Why is speaking important?
When we talk about speaking in class it is important to differentiate between the kind of speaking which occurs in mechanical drills and repetition, on the one hand, and situations where students use as much language as they can and where getting their message across is just as important as grammatical accuracy, on the other. In this article it is the latter kind of speaking that we are going to look at. (来源：英语麦当劳－英语杂志 http://www.EnglishCN.com)
There are three main reasons why it is important to encourage students to speak as fluently as possible. In the first place, speaking activities give them a chance for rehearsal - practising the real skill of speaking as a preparation for using it outside the classroom. Secondly, when students speak using all and any language they know, it provides valuable feedback about their language knowledge, for both them and their teachers. How well can they perform in spontaneous conversational situations? What do they seem to know? What are they finding difficult to achieve? Lastly, good speaking activities provoke genuine student engagement where they really get involved with the process of language learning in class.
What is good speaking material?
Good speaking activities should have a number of characteristics: they should engage the students by making them want to take part. They should have some purpose which is not purely linguistic - such as solving a problem or reaching a decision. They should be designed to maximise the range of language they will use, so they should not restrict students, for example, to specific grammar patterns.
What kinds of speaking activity can we use?
A popular kind of speaking activity involves an information gap. Students have different information and they have to solve a problem by swapping facts to bridge the information gap between them. Typical examples include situations where four students have each seen separate pictures: by telling each other what they have seen, they are able to work out the story that the pictures tell. In another type, one student has a picture that another student has to draw only by listening to a description of it.
Another kind of activity which provokes the kind of speaking we are considering, involves the students in conducting surveys. These can be on any subject: they can question each other about their daily lives (habits, family,) or preferences (food, films, books). Questionnaires and surveys can fit into a longer teaching sequence so that planning the questionnaire and collating the results afterwards can be valuable language-learning activities in themselves.
Discussions provide ideal opportunities for speaking. Subjects with scope for controversy are best for discussion: roles of men and women, censorship, animal rights, patriotism, for example. Many people have plenty to say on such topics. Some of the most enjoyable classes of all are ones when unplanned discussions suddenly arise on issues that matter to the students.

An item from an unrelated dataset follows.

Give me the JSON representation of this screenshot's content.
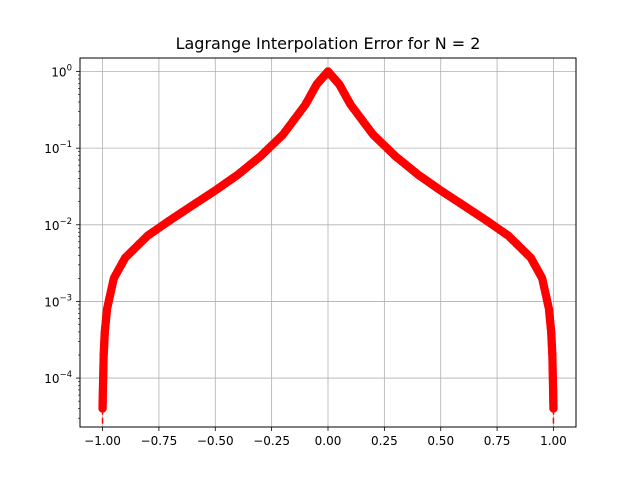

But most teachers will also be able to remember discussions that simply did not work, despite a seemingly good topic. This may be because it is unrealistic to expect someone to discourse fluently in a foreign language without any warning, formulating deeply-held opinions quickly in front of fifteen, twenty-five or more fellow students. It is not enough, in other words, to ask students, 'What do you think of X?'. Instead, teachers should plan the discussion sequence giving students material to react to, and time to plan what they are going to say.
A popular way of emphasising the rehearsal aspect of speaking activities is to use simulations and role plays. This is where students pretend that they are in a different situation, either as themselves or playing the role of someone quite different. We could ask them to be guests at some party and go there as different characters. We might clear the classroom so there is an open space for them to party in. They could, as themselves, pretend to be at an airport trying to check in luggage, or either as themselves or another character take part in a television programme. In all these cases the students are using language in order to participate in the activity rather than the other way round! Some students find it very comforting to use language in a simulated environment, playing the role of someone else - it allows them to experiment more freely than they ordinarily would.
When should students speak?
Many people have thought that speaking activities should come at the end of a teaching sequence; you have taught the present continuous for future, for example, and now you ask students to role-play situations in which they make arrangements and invite each other: (What are you doing this evening? How about coming to a movie? etc.). There is nothing wrong with this of course, but it should not be thought that there has to be that kind of linear relationship between a speaking activity and non-speaking material that went before it. Indeed, students probably need quite some time for new language to sink in before they can produce it spontaneously in conversation.